The Aquygen generator appears simply to be a H2/O2 mixture generator - again nothing special. This type of equipment has been used for decades for firing oxy-hydrogen torches. We had one of these torches back at high-school 15 years ago for doing fine metalwork/silverwork. The only difference was that the torch I used at school, enriched the H2/O2 mixture with methyl-ethyl ketone.

Oxy-hydrogen torches are old technology - as old, if not older than oxy-acetylene. So why are they so uncommon that noone knows about them. The answer is that they are crap. The combustion of hydrogen produces water vapour - and the water vapour withdraws considerable enthalpy from the flame in its latent heat of vaporization. Additionally, the flame is of very low density. So even though the flame temperature is very high (higher than OxyAc) the cutting/welding performance is terrible because the steam carries all the heat off.

People desperately trying to sell OH torches, show remarkable videos of how the flame is 'cold' but suddenly becomes 'hot' on contact with a material. It's an interesting property, but doesn't make the torch particularly useful. The higher density and low water content of an OA flame makes it far more effective for welding and cutting. Additionally, the high hydrogen content of an OH flame causes serious problems with welds - hydrogen is incorporated into the molten metal and causes serious embrittlement.

Most practical OH torches enrich the gas with MEK (as above) or ethanol/methanol - this adds carbon to the flame which drastically improves the flame density and reduces the heat loss through water vapour. It also reduces the point flame temperature which can be uncontrollably high in pure OH.

--

What about the car?

It's long been recognised that hydrogen is an excellent fuel for ICEs. It burns quickly and cleanly and has a ridiculously high octane rating as well as a very wide range of mixtures at which it will burn. (Unlike gasoline, where a relatively precise mixture is required for decent performance).
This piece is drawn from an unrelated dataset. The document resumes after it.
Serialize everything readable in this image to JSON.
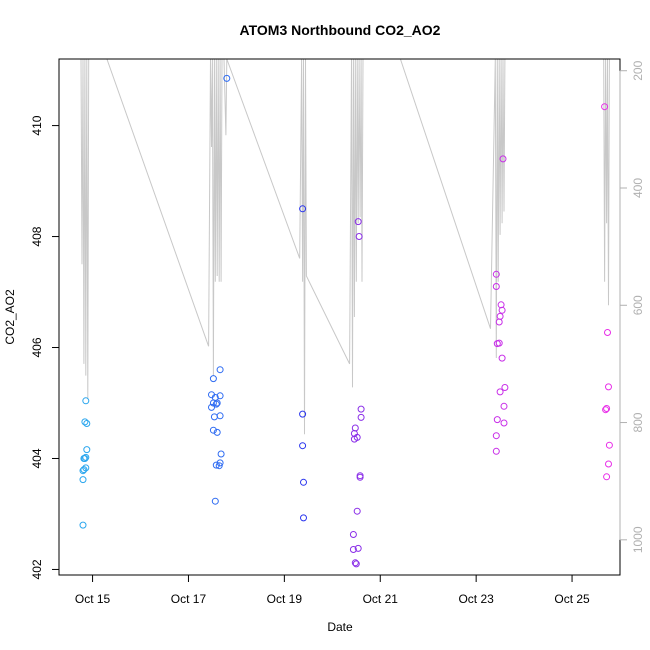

However, building a hydrogen ICE is one thing - but hydrogen also benefits gas ICEs. Adding a trace of hydrogen to the air/gas mixture has a number of benefits.

1) The hydrogen increases the speed at which the flame propagates leading to faster and more even ignition of the mixture
2) Hydrogen is a very potent octane booster, allowing more aggressive timings for better performance and fuel economy and/or an engine design with higher compression ratio.

This is a well known property of hydrogen in ICEs. It is under active research by many university groups and all the major car manufacturers.

For one reason or other, most of the researchers are working on deriving the hydrogen from gasoline, rather than water. While I'm not entirely familar with the reasons why - some I've come across include:
1) An electrolysis system needs large quantities of high purity distilled water, as it will be contaminated by tap water
2) Electrolysis systems have traditionally been inefficient, bulky and needed large quantities of precious metals for the electrodes.
3) Direct reformation of gasoline for hydrogen is very efficient - considerably more so, than burning fuel to produce electricity to electrolyse water.

The big problem with hydrogen in an ICE isn't the actuall hydrogen in the ICE. It's the "how to get hydrogen" problem. We need two things to happen:

1. A way to generate the hydrogen with as much efficiency and little energy lost as possible. The classic electrolysis water ain't it.
2. A way to generate the energy needed for #1 that produces little pollution. The predominately coal based energy grid of the US ain't it.

If there are clever ways to do #1 such as catalyst based methods etc.. and a clever way to do #2 such as nuclear power or renewable energy then we could have a winner. Otherwise the hydrogen ICE car would be worse than having highways full of 19th century steam locomotives.

 

[BrownTown]

I would have to wonder, wouldn't a combustion turbine be more efficient than an ICE for burning hydrogen?

 

[Smilin]

Originally posted by: BrownTown
I would have to wonder, wouldn't a combustion turbine be more efficient than an ICE for burning hydrogen?

Hm. Not really sure. turbines are traditionally terrible at fuel efficiency. They are mostly used for their power to weight ratio.

The gains from hydrogen would have to be pretty great to offset the deficiencies of the turbine.